Dow loses 390 points after vaccine-fueled rally on Wall Street
A US stock rally stumbled on Tuesday as investors reined in their optimism about a promising coronavirus vaccine.
The Dow Jones industrial average dipped 390.51 points, or 1.6 percent, to 24,206.86, giving back some of its 900-point Monday rally. The S&P 500 dropped 1.1 percent after posting its best day in six weeks on Monday, while the tech-heavy Nasdaq lost 0.5 percent.
The muted movements marked a pullback from Wall Street’s enthusiasm about progress toward a COVID-19 vaccine from biotech firm Moderna.
While a vaccine is key to reopening the global economy after a pandemic-induced shutdown, experts said investors’ excitement was exaggerated given the small scale of Moderna’s early trial, which had only 45 participants.
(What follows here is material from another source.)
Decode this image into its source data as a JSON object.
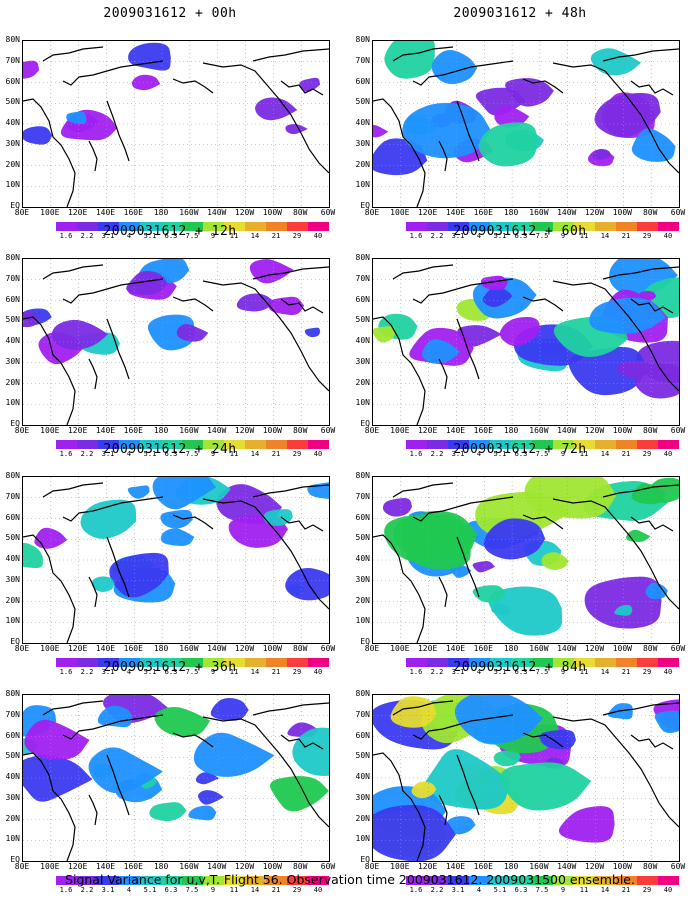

“The market’s … had that pattern here for the last month of these really sharp up and down moves, so you’re encouraging a lot of people at the margin to try to play that a little bit,” said Jim Paulsen, chief investment strategist at the Leuthold Group.
“Given the exceedingly long runway for a vaccine to be made available en masse and the short-term nature of news trading, it makes sense for some traders to fade the move based on previous disappointments,” said Stephen Innes, chief global market strategist at AxiCorp.
The choppy session came as Federal Reserve chairman Jerome Powell and Treasury Secretary Steven Mnuchin testified before the US Senate Banking Committee on their response to the coronavirus crisis.
Powell has thrown cold water on hopes for a quick rebound from the economic downturn the pandemic has caused, saying the recovery could stretch through the end of next year.
Wall Street is also getting pessimistic about the pace of the recovery even though the S&P has climbed more than 30 percent from its March low. Only 10 percent of professional investors expect a rapid “V-shaped” rebound amid concerns about a second wave of coronavirus infections, according to Bank of America’s fund manager survey for May.
“What the market wants to see is a viable recovery, meaning slow but steady,” said Quincy Krosby, chief market strategist for Prudential Financial. “This is the key — a recovery that is not thwarted by a second wave.”